I was thinking of asking Andres Serrano a question when there was time for this at the end of the talk, and many came to mind. I wondered why he had an equal amount of slides showing his own semen to that of the work he was representing displayed at Stills and why in a limited timeframe and with an entire career to cover he still felt the need to prove to the room his ability to catch his own jizz on film. I also considered what it was about his work that he enjoyed exactly if not the craft itself, the political power, the social potential, the use of the camera as a vehicle for research and understanding, self-reflection, whether he realised how exciting it was for the Gallery to be showing such provocative work and why he had so very painfully little to say about their significance or why they should be seen and should exist and why he felt motivated to take them. I half-wondered what advice he could offer to fledgling photographers as a key to success, as a starting step on the ladder to opportunity, that wasn’t simply throwing money at it. Usually in answer to this question you can expect someone in a position of earned authority to say something like ‘learn the ropes and master your craft!’ or ‘do your research and then do some more!’ but Serrano made it quite clear he subscribe to those ideas at all.

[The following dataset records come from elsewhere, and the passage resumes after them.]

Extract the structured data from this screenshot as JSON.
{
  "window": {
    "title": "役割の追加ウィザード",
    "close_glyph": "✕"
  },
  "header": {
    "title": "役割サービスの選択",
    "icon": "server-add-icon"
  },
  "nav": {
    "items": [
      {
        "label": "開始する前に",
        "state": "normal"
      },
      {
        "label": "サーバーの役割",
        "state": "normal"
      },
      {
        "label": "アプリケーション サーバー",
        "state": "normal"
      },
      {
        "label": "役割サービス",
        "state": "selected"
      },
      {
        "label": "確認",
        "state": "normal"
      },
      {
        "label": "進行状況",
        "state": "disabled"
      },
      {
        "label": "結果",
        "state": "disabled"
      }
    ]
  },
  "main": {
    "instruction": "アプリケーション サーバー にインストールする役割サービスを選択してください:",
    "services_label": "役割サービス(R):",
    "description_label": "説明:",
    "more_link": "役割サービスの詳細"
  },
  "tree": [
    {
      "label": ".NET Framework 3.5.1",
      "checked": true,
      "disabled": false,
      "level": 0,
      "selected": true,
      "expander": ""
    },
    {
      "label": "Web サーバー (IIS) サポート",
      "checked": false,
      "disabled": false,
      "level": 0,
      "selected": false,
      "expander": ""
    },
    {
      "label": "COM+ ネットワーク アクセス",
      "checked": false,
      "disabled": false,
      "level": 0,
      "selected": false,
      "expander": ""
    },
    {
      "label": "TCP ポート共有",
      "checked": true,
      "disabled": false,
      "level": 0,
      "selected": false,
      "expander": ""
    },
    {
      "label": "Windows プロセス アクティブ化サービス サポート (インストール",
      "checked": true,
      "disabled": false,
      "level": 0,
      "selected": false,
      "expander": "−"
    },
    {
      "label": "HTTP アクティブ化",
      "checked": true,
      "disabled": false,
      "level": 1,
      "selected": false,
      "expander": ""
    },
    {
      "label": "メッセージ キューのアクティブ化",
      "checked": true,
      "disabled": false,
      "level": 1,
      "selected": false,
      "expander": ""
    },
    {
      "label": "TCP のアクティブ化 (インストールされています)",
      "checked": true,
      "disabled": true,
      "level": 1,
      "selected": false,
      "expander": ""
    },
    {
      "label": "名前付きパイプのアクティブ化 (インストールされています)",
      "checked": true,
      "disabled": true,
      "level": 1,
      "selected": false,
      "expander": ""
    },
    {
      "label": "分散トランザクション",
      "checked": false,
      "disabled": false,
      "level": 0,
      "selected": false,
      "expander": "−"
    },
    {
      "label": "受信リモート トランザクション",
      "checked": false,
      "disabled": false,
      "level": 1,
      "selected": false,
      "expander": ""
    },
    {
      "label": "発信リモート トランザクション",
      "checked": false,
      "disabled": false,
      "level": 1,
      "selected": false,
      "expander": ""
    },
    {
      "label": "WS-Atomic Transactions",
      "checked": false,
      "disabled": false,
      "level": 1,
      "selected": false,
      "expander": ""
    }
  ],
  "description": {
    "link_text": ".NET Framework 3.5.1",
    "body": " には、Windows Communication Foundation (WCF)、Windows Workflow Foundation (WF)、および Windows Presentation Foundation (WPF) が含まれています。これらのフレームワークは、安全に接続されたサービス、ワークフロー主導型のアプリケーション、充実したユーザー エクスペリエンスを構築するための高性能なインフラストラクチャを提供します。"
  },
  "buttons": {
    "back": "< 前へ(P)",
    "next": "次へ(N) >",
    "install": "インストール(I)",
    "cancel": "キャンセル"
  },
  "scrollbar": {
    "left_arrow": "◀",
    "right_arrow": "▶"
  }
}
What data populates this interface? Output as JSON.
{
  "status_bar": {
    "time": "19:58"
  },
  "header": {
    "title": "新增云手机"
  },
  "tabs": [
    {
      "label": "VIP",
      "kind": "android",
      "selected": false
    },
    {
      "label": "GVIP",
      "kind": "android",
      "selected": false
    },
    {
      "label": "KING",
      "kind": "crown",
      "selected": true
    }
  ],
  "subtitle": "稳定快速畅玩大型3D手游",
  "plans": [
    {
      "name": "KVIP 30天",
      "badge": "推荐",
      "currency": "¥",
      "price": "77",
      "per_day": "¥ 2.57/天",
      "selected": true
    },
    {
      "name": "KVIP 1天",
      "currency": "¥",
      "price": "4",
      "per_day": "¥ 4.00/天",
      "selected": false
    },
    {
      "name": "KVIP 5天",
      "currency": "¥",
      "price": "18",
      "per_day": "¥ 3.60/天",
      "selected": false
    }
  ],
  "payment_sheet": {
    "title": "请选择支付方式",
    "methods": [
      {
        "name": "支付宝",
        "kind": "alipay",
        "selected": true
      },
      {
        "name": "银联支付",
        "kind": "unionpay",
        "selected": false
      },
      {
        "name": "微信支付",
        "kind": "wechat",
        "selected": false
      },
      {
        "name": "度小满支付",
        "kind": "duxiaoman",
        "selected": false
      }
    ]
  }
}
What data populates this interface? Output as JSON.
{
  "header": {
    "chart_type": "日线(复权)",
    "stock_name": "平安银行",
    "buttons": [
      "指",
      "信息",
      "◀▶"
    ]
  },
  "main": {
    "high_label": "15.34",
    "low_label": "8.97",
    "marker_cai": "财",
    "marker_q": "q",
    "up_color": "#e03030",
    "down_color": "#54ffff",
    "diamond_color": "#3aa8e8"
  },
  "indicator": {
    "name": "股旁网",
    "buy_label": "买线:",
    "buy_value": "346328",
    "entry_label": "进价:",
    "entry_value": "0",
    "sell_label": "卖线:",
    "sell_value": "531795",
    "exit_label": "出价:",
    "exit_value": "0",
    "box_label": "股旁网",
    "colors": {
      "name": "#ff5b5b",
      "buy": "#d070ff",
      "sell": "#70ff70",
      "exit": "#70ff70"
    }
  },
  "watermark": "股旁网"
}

I’m writing this to feel like I have some input anyway. I don’t want the celebrated members of the art industry, the ‘winners’, to just be the people with all the money and all the ego and none of the answers for the difficult questions. I don’t want to listen to somebody else tell me all the ways in which they have used images to re-affirm their existing ideas, I like to hear people admit they were wrong. I like to think people are consistently realising how they could have approached things better. And I like to think that perhaps we are moving (globally, technically, politically) toward a community that celebrates sensitivity and imperfection and vulnerability and learning and reflection above displays of power. I like to think that but that doesn’t mean I believe it’s the truth. Some days I do. Tonight I guess I don’t. Again, I re-iterate that I don’t resent the exhibition and I’m grateful for the opportunity to attend tonight even if just to expand my own dialogue about what I respect and what I resent about how the art world works. But I won’t pretend that this kind of Artist Talk gives me much hope, or gives me much insight, or makes the art world and the gallery wall feel any more mine or any more accessible.
I used to feel that all this conversation belonged to someone else, to other people with more time, more money, more connections and more knowledge but I guess I’ve made progress somewhere because hey, I’m here, I’ve written something down and I’m throwing it out there. The only way we can expect things to change are if we contend them. I’m going to go now because I have to be up even earlier tomorrow but just wanted to get it all down.